Venturing into the spotlight: Investors look to state for energy innovation
BYLINE: Alejandro Bodipo-Memba, Detroit Free Press
Apr. 9--Compact Power Inc. represents the new breed of companies that are beginning to pop up around Michigan.
The Troy-based firm, which makes advanced lithium-ion batteries for hybrid electric vehicles, is one of a growing number of high-tech operations attracting attention from venture capital funds interested in developing new technologies in alternative fuels.
Investment funds with deep pockets are searching the world for opportunities to invest in the next big thing. In Michigan's case, many believe that innovation will be found in the energy sector.
With increased interest in the energy market, particularly transportation fuels, Michigan and other Midwest states have positioned themselves to become viable alternatives to start-up companies on the coasts for funding.
"Three different factors that are converging -- the future supply of oil, greenhouse gas emissions and geopolitical tensions threatening oil security -- are all helping to push the growing use of electric power," said Prabhakar Patil, chief executive officer of Compact Power. "There is a very strong interest by private equity groups who see very strong growth opportunities in alternative energy."
Venture capital is money provided by professional investors who back young, rapidly growing companies that have the potential to develop into significant economic contributors. Keys to attracting venture capital funding, according to financial experts, include demonstrating to potential investors that a company has a level of maturity in its product, a competent management team, a working production system and at least one viable customer under contract.
States like California and Massachusetts traditionally have been magnets for venture capital dollars in the life-sciences and nanotechnology sectors.
In 2006, venture capitalists spent about $2.4 billion to fund projects in the alternative energy sector, compared with $917 million the year before. The sharp rise is related to the growing interest in ethanol and biofuels.
It is projected that the combined clean energy sector (biofuels, wind, solar and fuel cells) will grow to more than $226 billion by 2016, according to the Clean Energy Trends report for 2007.
"We think the combination for investors looking for new opportunities -- California being a bit crowded and entrepreneurs in Michigan looking for new challenges using their talents -- could be the driver to some successful companies in Michigan," said Rodrigo Prudencio, a partner with Nth Power, a San Francisco venture capital firm that is partnering with NextEnergy and the State of Michigan on several deals involving renewable energy technology.
Experts suggest that Michigan's best hope for attracting big venture capital money rests in three areas:
--Advanced battery technology and research.
--Cellulosic biofuels research and production
--Solar energy production.
Some of the companies already on their way to becoming serious candidates for significant private investment are Ann Arbor fuel-cell maker Adaptive Materials Inc.; waste recycling and treatment company Advanced Resource Recovery LLC in Inkster, and Danotek Motion Technologies in Ann Arbor.
"Clearly, there are a number of companies in the pipeline that are about six to 18 months away from becoming VC ready," said Jim Croce, chief executive officer and chairman of NextEnergy, a Detroit incubator for technology companies. "As far as the money, I think we have a golden opportunity with this Nth Power deal."

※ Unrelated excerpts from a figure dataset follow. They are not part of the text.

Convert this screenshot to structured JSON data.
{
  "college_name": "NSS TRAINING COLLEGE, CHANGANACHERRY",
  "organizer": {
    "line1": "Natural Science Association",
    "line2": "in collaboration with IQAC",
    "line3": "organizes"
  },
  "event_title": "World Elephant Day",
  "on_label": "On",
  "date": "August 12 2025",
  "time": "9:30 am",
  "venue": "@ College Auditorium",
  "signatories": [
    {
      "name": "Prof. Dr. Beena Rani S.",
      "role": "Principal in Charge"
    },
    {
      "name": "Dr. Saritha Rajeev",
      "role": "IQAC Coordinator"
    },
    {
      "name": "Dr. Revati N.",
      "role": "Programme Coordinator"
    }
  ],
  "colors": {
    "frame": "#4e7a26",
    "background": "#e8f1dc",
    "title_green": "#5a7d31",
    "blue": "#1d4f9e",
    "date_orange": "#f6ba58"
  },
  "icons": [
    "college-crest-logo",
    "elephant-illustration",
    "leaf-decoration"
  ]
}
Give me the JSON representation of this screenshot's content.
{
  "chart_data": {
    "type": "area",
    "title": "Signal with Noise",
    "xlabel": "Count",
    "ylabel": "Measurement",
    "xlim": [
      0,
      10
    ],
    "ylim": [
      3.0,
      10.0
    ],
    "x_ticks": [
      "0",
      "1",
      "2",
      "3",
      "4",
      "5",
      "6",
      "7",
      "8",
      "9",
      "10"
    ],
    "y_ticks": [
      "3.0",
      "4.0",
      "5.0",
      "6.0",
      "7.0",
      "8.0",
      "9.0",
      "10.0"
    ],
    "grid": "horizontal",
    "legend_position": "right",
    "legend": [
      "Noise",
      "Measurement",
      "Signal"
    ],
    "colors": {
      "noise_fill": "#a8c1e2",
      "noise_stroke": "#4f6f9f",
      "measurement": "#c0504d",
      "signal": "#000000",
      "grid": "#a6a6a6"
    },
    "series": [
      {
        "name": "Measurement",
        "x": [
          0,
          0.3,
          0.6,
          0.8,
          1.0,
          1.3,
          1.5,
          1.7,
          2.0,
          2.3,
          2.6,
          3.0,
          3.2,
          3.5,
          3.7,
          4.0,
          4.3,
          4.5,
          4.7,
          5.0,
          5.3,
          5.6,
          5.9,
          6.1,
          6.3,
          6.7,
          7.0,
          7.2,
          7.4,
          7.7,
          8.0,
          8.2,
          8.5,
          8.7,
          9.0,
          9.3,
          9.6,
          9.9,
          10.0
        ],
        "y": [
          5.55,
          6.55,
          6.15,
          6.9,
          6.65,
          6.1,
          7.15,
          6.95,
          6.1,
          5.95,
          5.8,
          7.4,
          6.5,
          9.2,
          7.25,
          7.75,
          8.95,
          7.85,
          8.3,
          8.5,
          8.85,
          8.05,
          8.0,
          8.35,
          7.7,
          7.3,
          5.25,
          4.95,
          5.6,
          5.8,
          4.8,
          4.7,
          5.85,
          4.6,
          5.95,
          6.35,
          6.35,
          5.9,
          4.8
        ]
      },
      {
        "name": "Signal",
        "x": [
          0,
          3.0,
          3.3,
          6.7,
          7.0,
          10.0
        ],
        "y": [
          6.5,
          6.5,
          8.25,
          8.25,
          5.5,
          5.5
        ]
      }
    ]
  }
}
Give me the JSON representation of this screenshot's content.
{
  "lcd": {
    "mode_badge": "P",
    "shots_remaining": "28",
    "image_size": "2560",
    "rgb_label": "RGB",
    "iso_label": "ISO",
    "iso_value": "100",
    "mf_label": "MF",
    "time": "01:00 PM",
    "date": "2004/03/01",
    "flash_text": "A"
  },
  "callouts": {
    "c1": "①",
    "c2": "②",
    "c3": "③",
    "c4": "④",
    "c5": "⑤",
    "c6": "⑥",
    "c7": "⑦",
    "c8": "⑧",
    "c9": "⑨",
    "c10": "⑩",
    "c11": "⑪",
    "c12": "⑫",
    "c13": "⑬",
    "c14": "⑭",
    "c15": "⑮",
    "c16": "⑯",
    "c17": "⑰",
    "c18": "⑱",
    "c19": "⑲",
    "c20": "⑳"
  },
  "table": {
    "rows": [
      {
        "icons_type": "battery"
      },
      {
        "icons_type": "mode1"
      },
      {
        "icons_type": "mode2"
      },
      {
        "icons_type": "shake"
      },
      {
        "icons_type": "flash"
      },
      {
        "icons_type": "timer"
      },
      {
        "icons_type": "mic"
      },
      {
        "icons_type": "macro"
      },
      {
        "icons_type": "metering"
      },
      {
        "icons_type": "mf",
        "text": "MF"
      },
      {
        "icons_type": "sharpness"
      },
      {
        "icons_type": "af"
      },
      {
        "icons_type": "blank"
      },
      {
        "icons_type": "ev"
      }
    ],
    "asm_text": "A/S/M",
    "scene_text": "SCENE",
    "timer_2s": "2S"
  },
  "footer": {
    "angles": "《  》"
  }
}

The State of Michigan, through both its Venture Michigan Fund and the 21st Century Jobs Fund, is investing a total of $20 million in one of Nth Power's venture capital funds. Last year, there were 140 U.S. companies that were funded in the broad energy technology sector. In 2005, the number was 85, according to Clean Edge Inc., a Portland, Ore.-based research firm that provides services to companies, investors and policymakers interested in understanding and profiting from clean technologies.
Still, the amount of money being spent in Michigan on alternative fuel development is a drop in the bucket compared with what is spent on research and development in the auto sector.
Yet, Compact, a $10-million company with aspirations of growing to $500 million over the next 10 years, moved its headquarters from Colorado to Michigan because it wanted to be closer to the automotive hub where many of its current and future customers do business.
"There is very strong interest by private equity groups who see very strong growth opportunities in the area of advanced battery technology, and as they look at alternative sectors to invest in, this one area stands out," said Patil, who was the chief engineer overseeing the development of the Ford Escape Hybrid. "It remains to be seen how sustained the momentum will be, but venture capitalists see this as a sort of bright spot in an automotive sector."